Oft hört man auch, dass Hafer sehr viel Energie hat und deshalb heiss macht. Allerdings enthält mittlerer Hafer 11.5 MJ pro kg, Maisflocken und Gersteflocken dagegen 13.6 MJ und 12.8 MJ! Dies ist somit keine Erklärung und Haferfreie Kombifutter sind nicht energieärmer als andere – im Gegenteil.

Zurück zur Anleitung der Armee von 1926, die beschreibt, dass Hafer kräftige Muskeln macht und weniger mästend (fettbildend) wirkt als andere Getreidekörner. Dies ist derAnsatz sich den Proteinen zu widmen. Wir finden bei Gerste und Hafer 87 g bzw. 85 g verdauliches Rohprotein pro kg. Der Mais hinkt mit 64 g hinterher.

Proteine bestehen aus Aminosäuren, welche wiederum vom Körper verwendet werden um Muskelmasse zu bilden. Es wird zwischen essentiellen und nicht essentiellen Aminosäuren unterschieden. Letztere kann der Organismus aus Kohlenhydrat- und Fettabbauprodukten selber herstellen. Die essentiellen Aminosäuren dagegen müssen über das Futter zugeführt werden. Steht nur eine dieser Aminosäuren in ungenügender Menge zu Verfügung wird der Aufbau von körpereigenen Eiweissen (Muskulatur!) beeinträchtigt.

Und nun dürfen Sie raten, wo wir am meisten von diesen essentiellen Aminosäuren antreffen. Der Hafer enthält gegenüber Gerste rund 1/5, gegenüber Mais ¼ mehr dieser essentiellen Aminosäuren.

Der Körper ist bei Haferfütterung also bestens mit diesen Bausteinen eingedeckt und vielleicht gibt es begleitend irgendeine unerkannte Botschaft ans Gehirn, die dem Körper sagt: „Du hast die Bausteine, also beweg Dich (Training) um Körpermasse (Muskulatur) aufzubauen. Oder ist nicht auch der Geist in einem fitten, gut bemuskelten Körper ingesamt aufgeweckter?

Auch interpretieren wir als Pferdehalter die Begriffe „heiss“ oder temperamentvoll sehr unterschiedlich. Beim den einen ist es erwünscht, beim anderen nicht. Zuweilen können Unterordnungsprobleme und Gehorsam mit einwirken oder wir hatten einfach wieder mal zuwenig Zeit um dem Bewegungsdrang unseres Pferdes gerecht zu werden.

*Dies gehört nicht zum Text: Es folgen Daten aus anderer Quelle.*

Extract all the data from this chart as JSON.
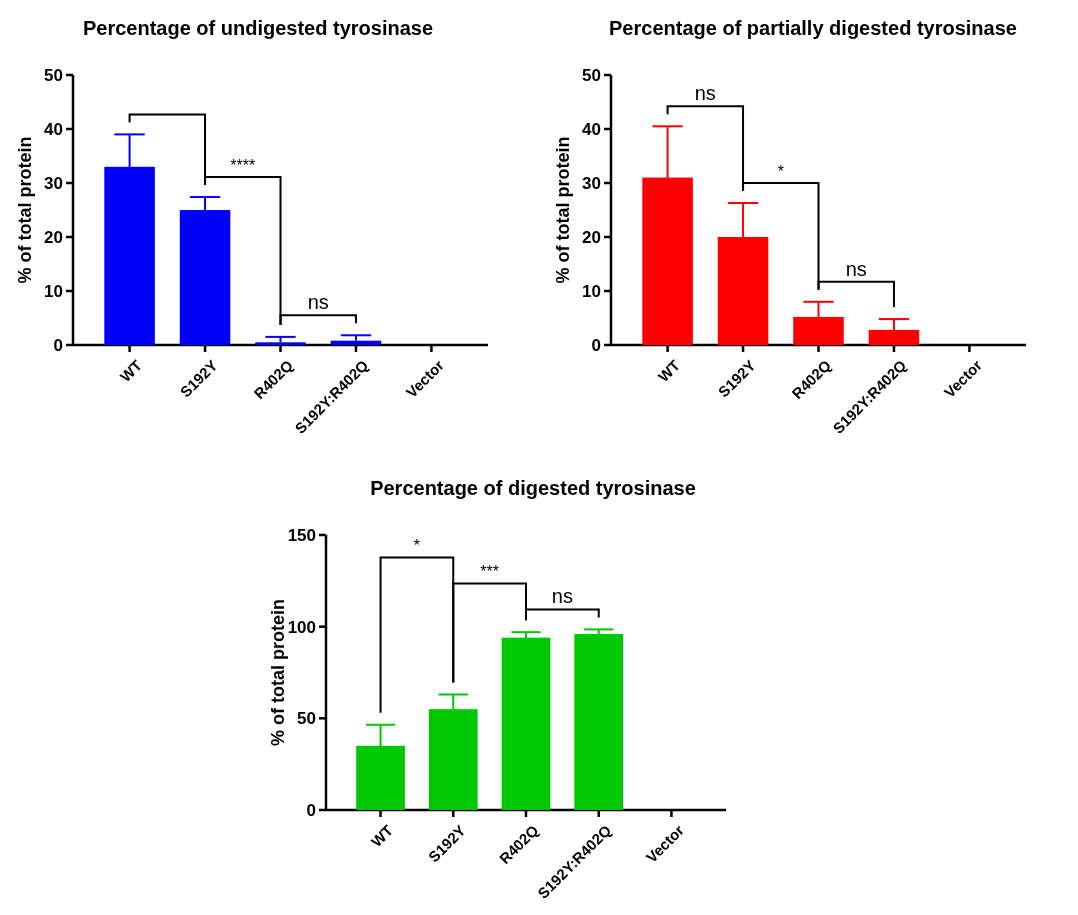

Weshalb der Hafer heisser machen soll als andere Getreidesorten, und ob es tatsächlich allein am Hafer liegt muss jeder für sich selber entscheiden. Zu Hyperaktivität leisten die Kohlenhydrate auf jeden Fall ihren Beitrag, egal aus welcher Getreidequelle sie stammen.

Zusammenfassung:

  • Hafer ist das Getreide, welches das Pferd am besten verdauen kann
  • Hafer muss vor der Verfütterung nicht zwingend gequetscht, flockiert oder geschrotet werden, wie Mais oder Gerste. Mais und Gerste unbehandelt zu verfüttern kann Kolik bis hin zu Hufrehe auslösen.
  • Hafer enthält Schleimstoffe, die die Verdauung begünstigen.
  • Hafer hat keinen höheren Energiewert als Gerste oder Mais
  • Hafer weist ein sehr günstiges Aminosäurenmuster auf und enthält nicht beträchtlich mehr oder weniger Eiweiß wie z. B. Gerste.
  • Hafer enthält ungesättigte Fettsäuren.
  • Die Haferspelzen regen zum Kauen an.
  • Hafer enthält keine Klebereiweiße wie Weizen, Dinkel oder Roggen, die im Magen verkleistern.